Photoinduced charge transfer in a conformational switching chlorin dimer-azafulleroid in polar and nonpolar media
Nikkonen, Taru,Muuronen, Mikko,Helaja, Juho,Oliva, Mara Moreno,Kahnt, Axel,Guldi, Dirk M.
supporting information, p. 590 - 600 (2015/08/26)
In the present study, a biomimetic reaction center model, that is, a molecular triad consisting of a chlorin dimer and an azafulleroid, is synthesized and its photophysical properties are studied in comparison with the corresponding molecular dyad, which consists only of a chlorin monomer and an azafulleroid. As evidenced by 1H NMR, UV/Vis, and fluorescence spectroscopy, the chlorin dimer-azafulleroid folds in nonpolar media into a C2-symmetric geometry through hydrogen bonding, resulting in appreciable electronic interactions between the chlorins, whereas in polar media the two chlorins diverge from contact.
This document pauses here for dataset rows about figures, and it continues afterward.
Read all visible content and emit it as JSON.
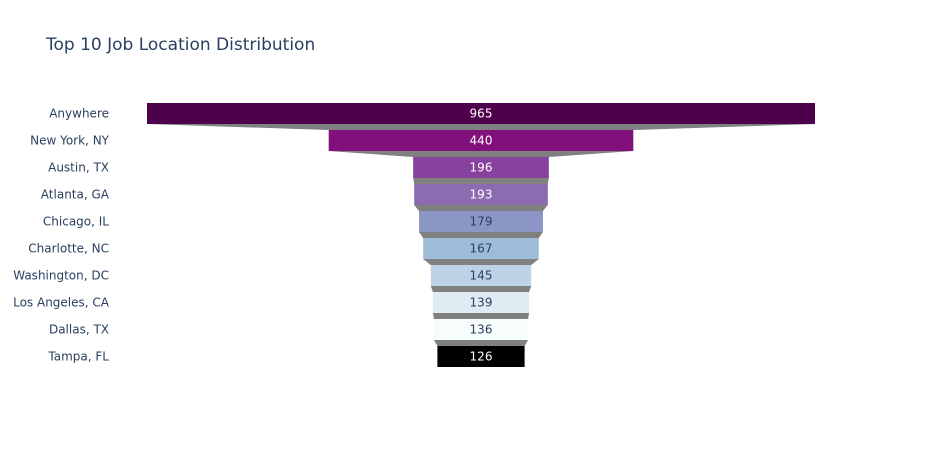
{
  "chart_data": {
    "type": "funnel",
    "title": "Top 10 Job Location Distribution",
    "categories": [
      "Anywhere",
      "New York, NY",
      "Austin, TX",
      "Atlanta, GA",
      "Chicago, IL",
      "Charlotte, NC",
      "Washington, DC",
      "Los Angeles, CA",
      "Dallas, TX",
      "Tampa, FL"
    ],
    "values": [
      965,
      440,
      196,
      193,
      179,
      167,
      145,
      139,
      136,
      126
    ],
    "colors": [
      "#4d004b",
      "#810f7c",
      "#88419d",
      "#8c6bb1",
      "#8c96c6",
      "#9ebcda",
      "#bfd3e6",
      "#e0ecf4",
      "#f7fcfd",
      "#000000"
    ],
    "label_colors": [
      "#ffffff",
      "#ffffff",
      "#ffffff",
      "#ffffff",
      "#2a3f5f",
      "#2a3f5f",
      "#2a3f5f",
      "#2a3f5f",
      "#2a3f5f",
      "#ffffff"
    ],
    "connector_color": "#808080"
  }
}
Femtosecond transient absorption spectroscopy studies reveal longer charge-separated states for the chlorin dimer-azafulleroid; 1.6 ns in toluene, compared with the lifetime of ≈0.9 ns for the corresponding chlorin monomer-azafulleroid in toluene. In polar media, for example, benzonitrile, similar charge-separated states are observed, but the lifetimes are inevitably shorter: 65 and 73 ps for the dimeric and monomeric chlorin-azafulleroids, respectively. Nanosecond transient absorption and singlet oxygen phosphorescence studies corroborate that in toluene, the charge-separated state decays indirectly via the triplet excited state to the ground state, whereas in benzonitrile, direct recombination to the ground state is observed. Complementary DFT studies suggest two energy-minima conformations, that is, a folded chlorin dimer-azafulleroid, which is present in nonpolar media, and another conformation in polar media, in which the two hydrophobic chlorins wrap the azafulleroid. Inspection of the frontier molecular orbitals shows that in the folded conformation, the HOMO on each chlorin is equivalent and is shared owing to partial π-π overlap, resulting in delocalization of the conjugated π electrons, whereas the wrapped conformation lacks this stabilization. As such, the longer charge-separated lifetime for the dimer is rationalized by both the electron donor-acceptor separation distance and the stabilization of the radical cation through delocalization. The chlorin folding seems to change the photophysical properties in a manner similar to that observed in the chlorophyll dimer in natural photosynthetic reaction centers.